春琴
『春琴』
世田谷パブリックシアター
2008年2月21日(木)~3月5日(水)
出演*深津絵里・宮本裕子・麻生花帆・立石涼子
チョウソンハ・瑞木健太郎・高田恵篤
ヨシ笈田・本條秀太郎
演出*サイモン・マクバニー
原作*谷崎潤一郎「春琴抄」「陰翳礼賛」より
2月27日観劇。
「春琴抄」の語りを録音するため、放送ブースに入るひとりの女優。
物語は彼女の語りベースで進んでいく。
素舞台で繰り広げられる『春琴抄』の世界。
なんでもない小道具が思いも付かない表現で使われたり
役者の存在を消しつつも役を全うする「表現者」の極みを観たり
日本の伝統美・様式美を再確認したり
それはそれはとにかく感嘆の連続な芝居なのだ。
細かい説明はネタバレになるので避けたい。
出来ればこの公演をご覧になる方はこれ以上この芝居の知識を入れないことをおすすめする。
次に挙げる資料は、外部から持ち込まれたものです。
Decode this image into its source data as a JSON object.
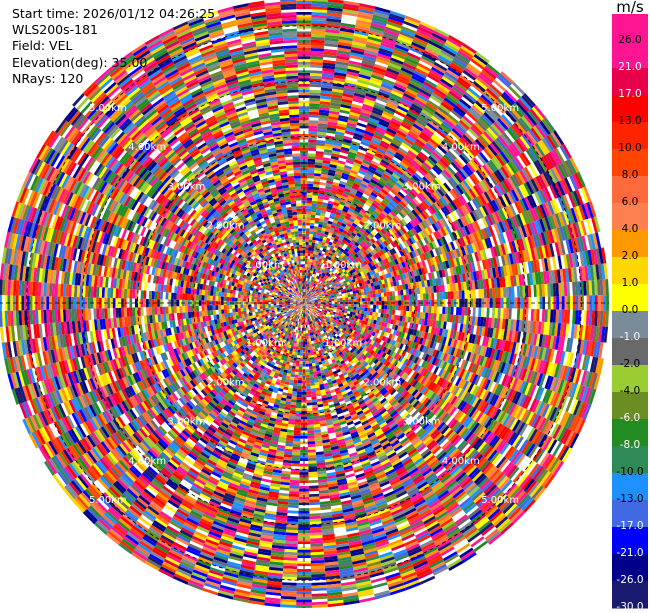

まっさらな状態で是非この芝居を楽しんでいただきたい。
小説の内容を知らなくても、物語は充分に理解出来るようなわかりやすい語りと構成であるし、役者が魅せてくれる表現ひとつひとつも実に簡潔で理解し易いのだ。
どうか予備知識に頼らずに、目の前で行われる『春琴と佐助』の物語を感じて頂きたい。観ると言うよりも感じると言ったほうがしっくり来る舞台なのだ。
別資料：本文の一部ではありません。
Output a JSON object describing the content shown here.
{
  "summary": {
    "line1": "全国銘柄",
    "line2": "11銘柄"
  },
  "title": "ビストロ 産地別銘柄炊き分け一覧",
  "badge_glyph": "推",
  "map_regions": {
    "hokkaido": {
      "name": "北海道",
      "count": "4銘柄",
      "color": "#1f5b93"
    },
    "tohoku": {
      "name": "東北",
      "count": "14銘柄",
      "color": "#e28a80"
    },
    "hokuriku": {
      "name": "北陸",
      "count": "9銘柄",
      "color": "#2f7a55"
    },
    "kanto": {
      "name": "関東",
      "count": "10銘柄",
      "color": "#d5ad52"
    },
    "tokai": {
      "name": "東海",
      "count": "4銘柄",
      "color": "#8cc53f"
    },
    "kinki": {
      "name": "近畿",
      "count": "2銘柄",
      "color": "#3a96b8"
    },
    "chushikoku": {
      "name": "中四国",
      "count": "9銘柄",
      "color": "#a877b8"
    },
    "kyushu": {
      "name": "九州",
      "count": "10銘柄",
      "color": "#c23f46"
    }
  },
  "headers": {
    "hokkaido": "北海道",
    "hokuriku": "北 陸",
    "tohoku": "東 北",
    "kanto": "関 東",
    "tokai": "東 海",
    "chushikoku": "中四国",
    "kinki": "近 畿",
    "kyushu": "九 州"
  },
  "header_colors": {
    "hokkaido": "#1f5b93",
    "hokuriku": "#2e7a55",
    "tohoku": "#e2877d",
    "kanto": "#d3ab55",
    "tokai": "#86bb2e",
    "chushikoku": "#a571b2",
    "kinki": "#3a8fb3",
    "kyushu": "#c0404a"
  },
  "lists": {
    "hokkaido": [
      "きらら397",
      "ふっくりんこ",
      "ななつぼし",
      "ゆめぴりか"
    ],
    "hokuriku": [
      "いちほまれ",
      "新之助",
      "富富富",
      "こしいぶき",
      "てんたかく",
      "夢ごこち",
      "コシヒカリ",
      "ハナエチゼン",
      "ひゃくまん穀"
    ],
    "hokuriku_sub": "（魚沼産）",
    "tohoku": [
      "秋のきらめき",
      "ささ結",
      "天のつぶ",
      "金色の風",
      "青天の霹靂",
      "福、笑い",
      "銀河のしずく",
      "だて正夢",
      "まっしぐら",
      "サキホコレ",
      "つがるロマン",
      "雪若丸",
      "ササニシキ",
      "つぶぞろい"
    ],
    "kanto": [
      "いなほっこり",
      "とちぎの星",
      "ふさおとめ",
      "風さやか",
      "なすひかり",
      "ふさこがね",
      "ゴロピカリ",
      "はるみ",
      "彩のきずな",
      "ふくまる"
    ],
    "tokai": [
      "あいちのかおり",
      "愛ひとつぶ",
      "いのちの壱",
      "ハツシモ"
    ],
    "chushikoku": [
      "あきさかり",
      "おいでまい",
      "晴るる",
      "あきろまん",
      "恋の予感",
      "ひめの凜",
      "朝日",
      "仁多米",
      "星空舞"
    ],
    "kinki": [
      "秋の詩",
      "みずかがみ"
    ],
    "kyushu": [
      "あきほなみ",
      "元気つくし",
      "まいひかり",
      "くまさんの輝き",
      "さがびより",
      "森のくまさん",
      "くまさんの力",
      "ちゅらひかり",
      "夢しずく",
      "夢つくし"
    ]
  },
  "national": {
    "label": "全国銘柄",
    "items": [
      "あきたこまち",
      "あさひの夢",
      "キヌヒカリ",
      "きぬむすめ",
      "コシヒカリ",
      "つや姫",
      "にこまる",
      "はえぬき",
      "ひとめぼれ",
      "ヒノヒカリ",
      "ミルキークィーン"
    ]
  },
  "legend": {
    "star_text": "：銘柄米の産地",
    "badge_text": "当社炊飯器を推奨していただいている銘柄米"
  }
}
いつでもどんな舞台でも、板の上では役者はひとつの歯車だと思っている。
歯車の大小に関わらず、ひとつでも欠けてならない。
今回の舞台はとくにそれを感じた。
しかもこの『春琴』では、歯車が全て同じ大きさでこれ以上ない精巧さなのである。
その歯車が同時に動き、同時に止まる。
その一糸乱れぬ表現のうねりに心奪われる。
深津絵里さん。舞台では初めて拝見したが、噂に違わず素晴らしい役者である。「もうええ」「あつい」こんな短い台詞一声で私は戦慄した。「こんな声をナチュラルに出せるなんてすごい・・・」と。
一見、この芝居は深津絵里でなくても成立するのでは?と思うような作りであるが、やはりこの『春琴』は彼女でなければ成立しないのだと思う。春琴の晩年の心細さ怯え理知性崇高さを見事に持ち合わせているからだ。なにより視覚を失っている春琴の「声」は、深津絵里にしか表現出来ないだろう。その位、彼女の声は魅力的であった。
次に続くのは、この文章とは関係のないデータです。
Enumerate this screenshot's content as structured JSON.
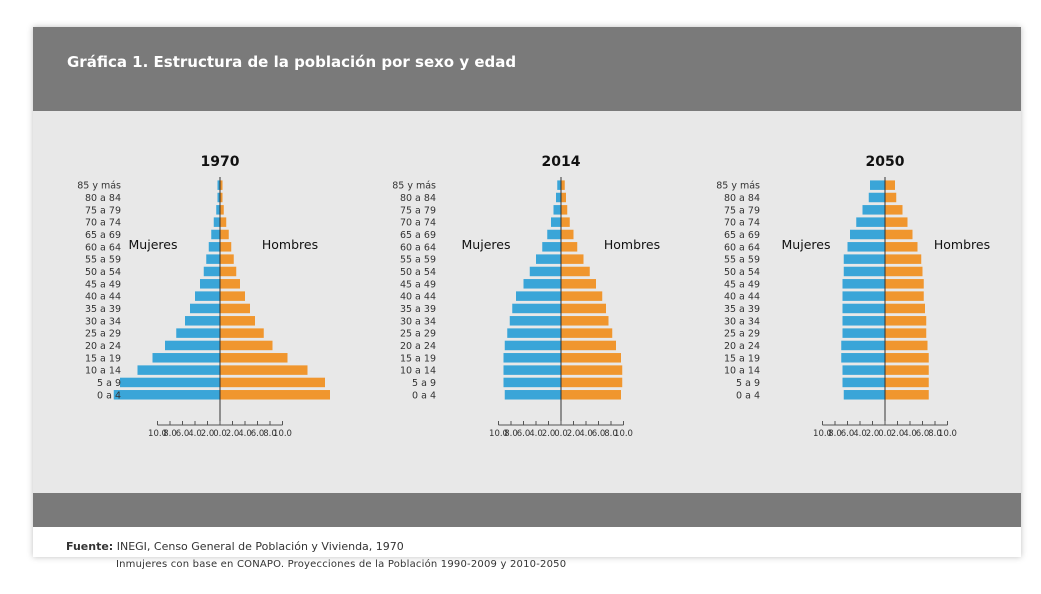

「深津絵里の声」に対し、「宮本裕子の身体」も何ものにも代え難い魅力がる。春琴を描写する「透き通るような白さと青さと細さ」にものの見事にあてはまる身体であり、少女期の春琴は彼女なしでは表現出来ないであろう。春琴が幼児期から少女へと移行する様がとても面白く、宮本の手、足、顔、身体が物語の細部をきちんと表現していて秀逸だった。
『春琴抄』の佐助は献身愛なのか。
耽美主義で被虐性の佐助が献身でやっていたわけではなかろう。
佐助!佐助!とさも春琴が佐助を操っていたかのようだが、その実操られていたのは春琴であったのではないか。
純粋な愛に恵まれなかった春琴がただただ哀れでならない。。。